When I was walking in to work yesterday morning, with the temperature at a brisk 10 degrees Fahrenheit, I noticed apparent barefoot marks on the new-fallen snow. Could someone please reassure me that there is athletic footwear that cleverly leaves the imprint of a human foot? I’d hate to think that some poor wretch was outside running barefoot down Third Street on a cold winter’s morning.
Yesterday morning I was at my desk at the office, innocently attending to work, when the email chime sounded. I gave the new message a quick glance, saw that it was a sales pitch, and moved my hand to hit the delete button — when I realized that the email message had a very disturbing subtext to it.

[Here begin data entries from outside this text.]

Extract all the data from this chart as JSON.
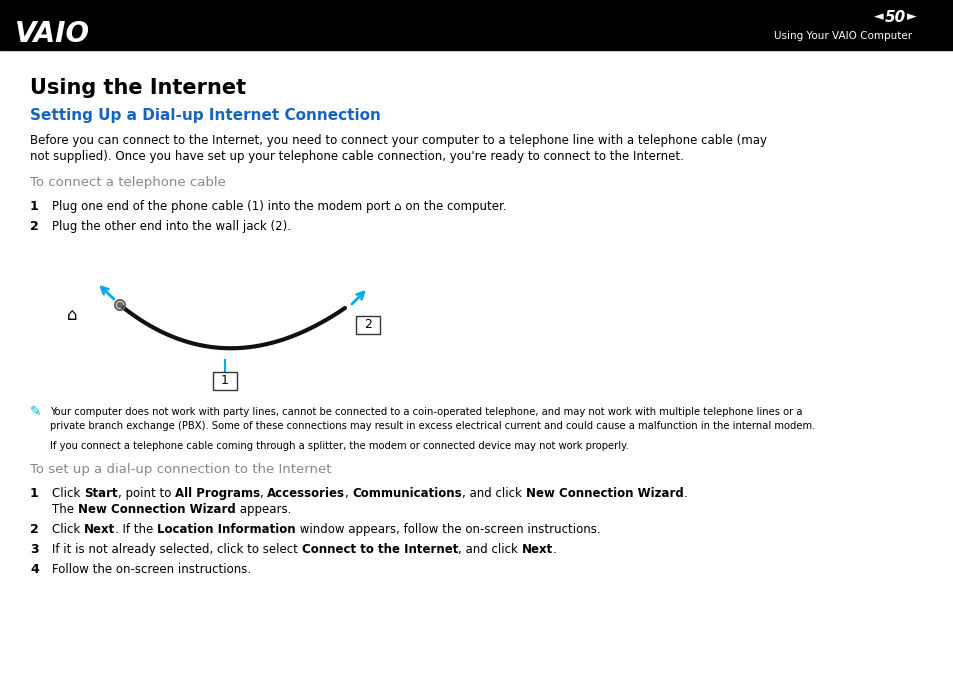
{
  "bg_color": "#ffffff",
  "header_bg": "#000000",
  "header_text_color": "#ffffff",
  "header_page_num": "50",
  "header_subtitle": "Using Your VAIO Computer",
  "title_main": "Using the Internet",
  "title_section": "Setting Up a Dial-up Internet Connection",
  "title_section_color": "#1565C0",
  "body_color": "#000000",
  "gray_color": "#888888",
  "blue_color": "#00AAEE",
  "cable_color": "#111111",
  "para1_line1": "Before you can connect to the Internet, you need to connect your computer to a telephone line with a telephone cable (may",
  "para1_line2": "not supplied). Once you have set up your telephone cable connection, you're ready to connect to the Internet.",
  "subsection1": "To connect a telephone cable",
  "note_text1": "Your computer does not work with party lines, cannot be connected to a coin-operated telephone, and may not work with multiple telephone lines or a",
  "note_text1b": "private branch exchange (PBX). Some of these connections may result in excess electrical current and could cause a malfunction in the internal modem.",
  "note_text2": "If you connect a telephone cable coming through a splitter, the modem or connected device may not work properly.",
  "subsection2": "To set up a dial-up connection to the Internet"
}
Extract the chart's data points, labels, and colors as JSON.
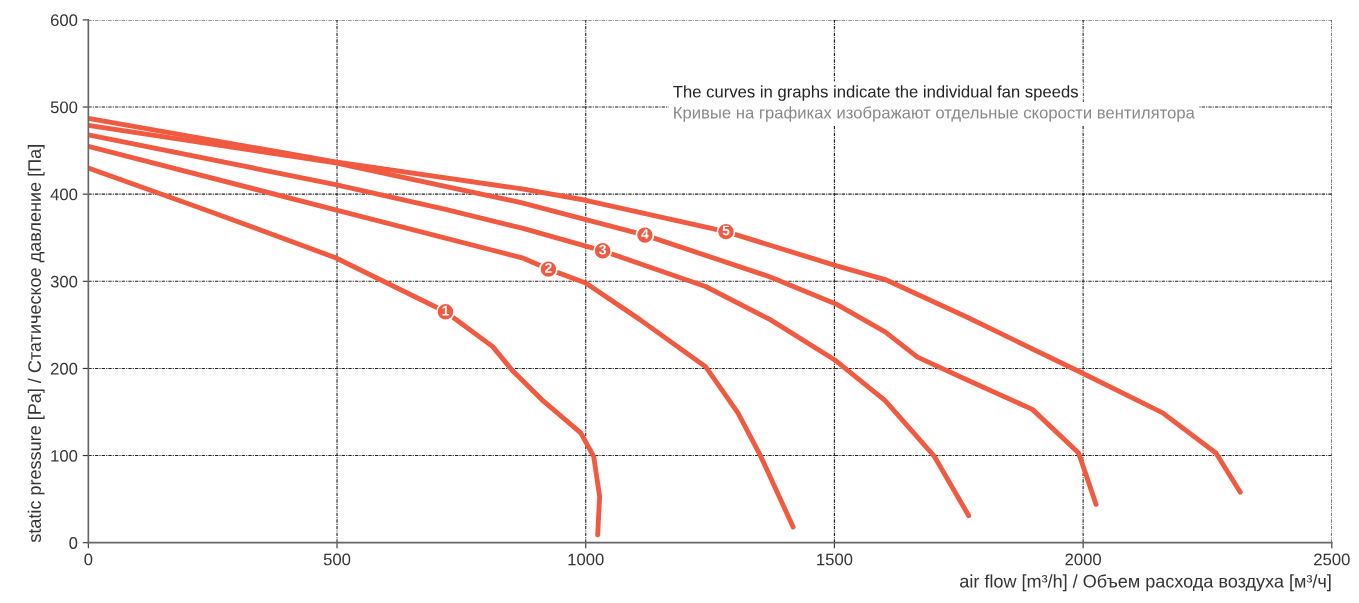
{
  "chart_data": {
    "type": "line",
    "xlabel": "air flow [m³/h] / Объем расхода воздуха [м³/ч]",
    "ylabel": "static pressure [Pa] / Статическое давление [Па]",
    "xlim": [
      0,
      2500
    ],
    "xticks": [
      0,
      500,
      1000,
      1500,
      2000,
      2500
    ],
    "ylim": [
      0,
      600
    ],
    "yticks": [
      0,
      100,
      200,
      300,
      400,
      500,
      600
    ],
    "grid": true,
    "line_style": "solid",
    "marker": "none",
    "series": [
      {
        "color": "#f05a40",
        "x": [
          0,
          250,
          497,
          718,
          813,
          852,
          912,
          990,
          1016,
          1028,
          1024
        ],
        "values": [
          430,
          379,
          327,
          265,
          225,
          198,
          164,
          126,
          99,
          53,
          9
        ]
      },
      {
        "color": "#f05a40",
        "x": [
          0,
          497,
          872,
          925,
          1000,
          1109,
          1241,
          1306,
          1352,
          1417
        ],
        "values": [
          455,
          382,
          327,
          314,
          298,
          256,
          202,
          149,
          99,
          18
        ]
      },
      {
        "color": "#f05a40",
        "x": [
          0,
          497,
          714,
          872,
          1034,
          1241,
          1371,
          1500,
          1602,
          1701,
          1770
        ],
        "values": [
          468,
          411,
          383,
          361,
          335,
          294,
          256,
          210,
          163,
          99,
          31
        ]
      },
      {
        "color": "#f05a40",
        "x": [
          0,
          497,
          872,
          1119,
          1371,
          1503,
          1602,
          1667,
          1766,
          1898,
          1991,
          2026
        ],
        "values": [
          479,
          436,
          390,
          353,
          305,
          274,
          242,
          213,
          187,
          153,
          103,
          44
        ]
      },
      {
        "color": "#f05a40",
        "x": [
          0,
          497,
          872,
          1000,
          1282,
          1503,
          1602,
          1766,
          1997,
          2160,
          2267,
          2316
        ],
        "values": [
          487,
          437,
          406,
          393,
          357,
          318,
          302,
          259,
          195,
          149,
          103,
          58
        ]
      }
    ],
    "annotations": [
      {
        "text": "1",
        "x": 718,
        "y": 265
      },
      {
        "text": "2",
        "x": 925,
        "y": 314
      },
      {
        "text": "3",
        "x": 1034,
        "y": 335
      },
      {
        "text": "4",
        "x": 1119,
        "y": 353
      },
      {
        "text": "5",
        "x": 1282,
        "y": 357
      },
      "The curves in graphs indicate the individual fan speeds",
      "Кривые на графиках изображают отдельные скорости вентилятора"
    ]
  }
}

The “re” line read: “Walk-in Bathtub Right For You? Free Brochure.” The email, from “America’s Leader in Walk-In Tubs” — no doubt a highly competitive field — featured a color photo of a walk-in bathtub described as “the first walk-in bath commended by The Arthritis Foundation.” And if that stamp of approval wasn’t enough, other bullet points in the email read “Make Bathing Safe and Easy,” “Ideal for People with Limited Mobility,” and “Hydrovescent Therapy for Gentle Massage to Help Ease Away Your Aches and Pains.”

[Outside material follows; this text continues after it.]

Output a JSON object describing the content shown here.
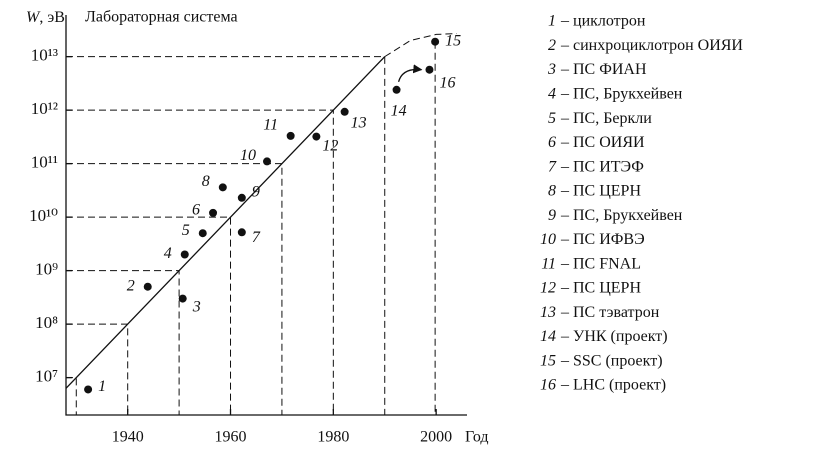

Yikes! How did I get on the list for this depressing email solicitation? When “America’s Leader in Walk-in Tubs” thinks that a walk-in tub might be “right for you,” you might as well hang up the spurs and head to the old folks’ home. You’re obviously presumed to be decrepit and incapable of attending to basic personal hygiene using standard devices.

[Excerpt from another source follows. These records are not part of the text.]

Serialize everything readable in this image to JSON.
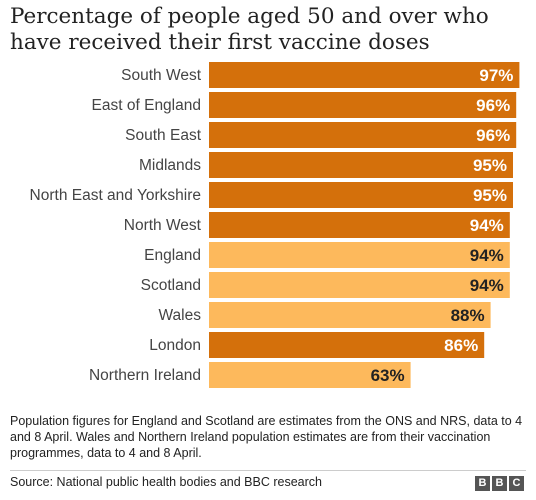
{
  "chart_data": {
    "type": "bar",
    "orientation": "horizontal",
    "title": "Percentage of people aged 50 and over who have received their first vaccine doses",
    "categories": [
      "South West",
      "East of England",
      "South East",
      "Midlands",
      "North East and Yorkshire",
      "North West",
      "England",
      "Scotland",
      "Wales",
      "London",
      "Northern Ireland"
    ],
    "values": [
      97,
      96,
      96,
      95,
      95,
      94,
      94,
      94,
      88,
      86,
      63
    ],
    "value_labels": [
      "97%",
      "96%",
      "96%",
      "95%",
      "95%",
      "94%",
      "94%",
      "94%",
      "88%",
      "86%",
      "63%"
    ],
    "bar_colors": [
      "#d4700b",
      "#d4700b",
      "#d4700b",
      "#d4700b",
      "#d4700b",
      "#d4700b",
      "#fdb95c",
      "#fdb95c",
      "#fdb95c",
      "#d4700b",
      "#fdb95c"
    ],
    "label_colors": [
      "#ffffff",
      "#ffffff",
      "#ffffff",
      "#ffffff",
      "#ffffff",
      "#ffffff",
      "#222222",
      "#222222",
      "#222222",
      "#ffffff",
      "#222222"
    ],
    "xlim": [
      0,
      100
    ],
    "grid": false,
    "legend": "none"
  },
  "note": "Population figures for England and Scotland are estimates from the ONS and NRS, data to 4 and 8 April. Wales and Northern Ireland population estimates are from their vaccination programmes, data to 4 and 8 April.",
  "source": "Source: National public health bodies and BBC research",
  "logo": [
    "B",
    "B",
    "C"
  ]
}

The email gave me the option of clicking for a “free information kit” about the virtues of that walk-in tub, but I think I’ll pass on any action that would confirm my place on a codger email list. My youthful self image won’t stand up against an inbox filled with email solicitations for Serutan, trusses, walkers, sensible shoes, retirement communities, and deals on prescription medication.